Denn in Loriots Ehedialogen geraten sich Paare wegen Nichtigkeiten in die Haare: wegen einem Ei, das zu lange gekocht wurde. Wegen einem kaputten Fernseher, der das kommunikative Vakuum des Paares nicht mehr ausfüllt. Wegen einem Partner, der zu lange untätig auf einem Sofa sitzt. Loriot-Figuren reden aneinander vorbei und wissen selbst nicht, warum ihnen die Kontrolle über ihr Gespräch entgleitet. Mit bester Absicht verletzen sie die Anstandsregeln und ihr Gegenüber. «Ich liebe Umgangsformen und Umgangsregeln, weil ich glaube, dass es die einzige Möglichkeit ist, gefahrlos miteinander umzugehen», hat Loriot einmal vor Jahrzehnten gesagt, und seine Zeitdiagnose ist auch heute noch von Gültigkeit: «Für mich rührt ein Teil unserer aus den Fugen geratenen Politik auch daher, dass bestimmte menschliche Formen nicht eingehalten werden.»

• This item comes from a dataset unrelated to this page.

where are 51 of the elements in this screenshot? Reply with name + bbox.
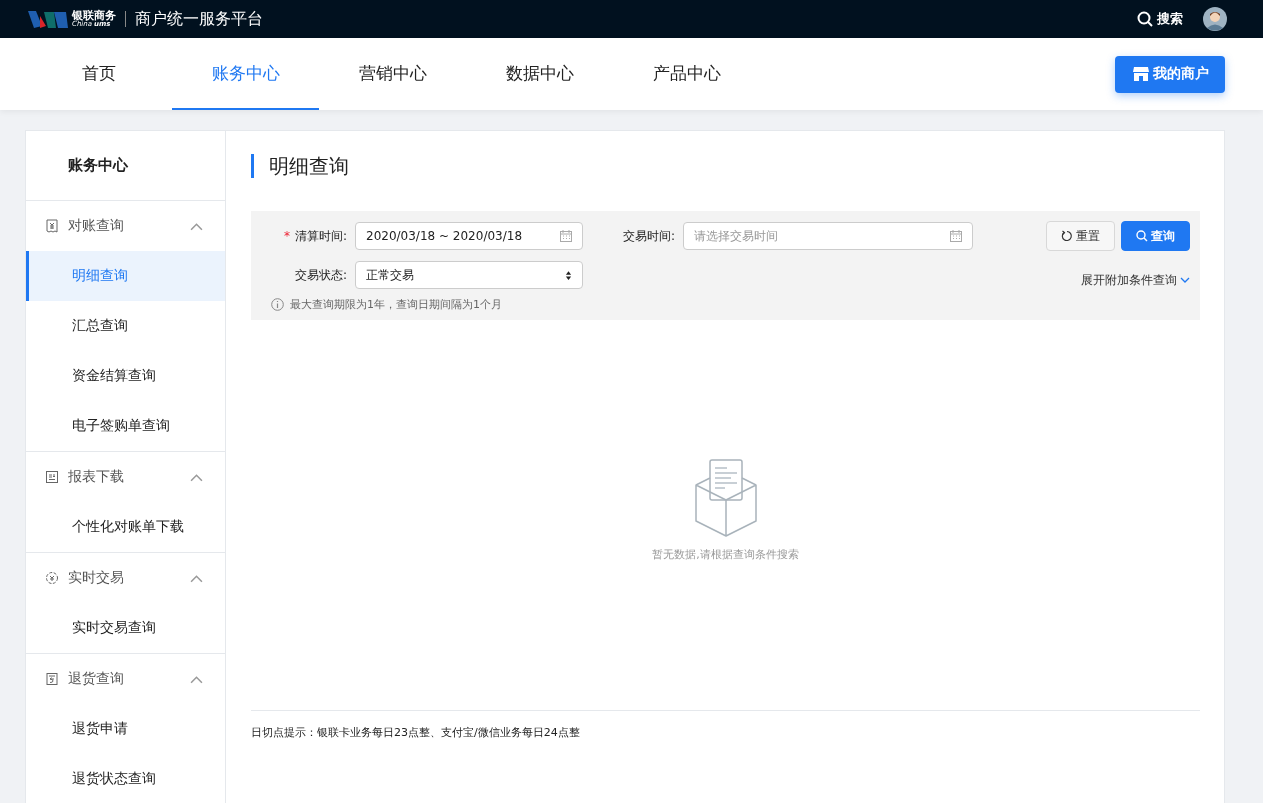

Ob Populisten und Internettrolle für ihn dasselbe Humorpotenzial gehabt hätten wie die Ehepaare und gesetzten Herren mit Knollennase, die in einer Badewanne um eine Gummiente streitend ihre Würde verlieren («Herren im Bad»)? Wahrscheinlich nicht. Loriot schöpfte seine Komik gerade aus denjenigen Menschen, welche die Anstandsregeln einer Gesellschaft respektieren. Die jedoch kläglich scheitern beim Versuch, sie auch einzuhalten. Seinem Humor lag das Schamgefühl einer Gesellschaft zugrunde, nicht ihre Schamlosigkeit. Wer sich den Anstandsregeln bewusst verweigere, sei nie komisch, hat er einmal gesagt. Ein Votum, das heute noch gilt, für Internettrolle und Krawallmacher wie Donald Trump.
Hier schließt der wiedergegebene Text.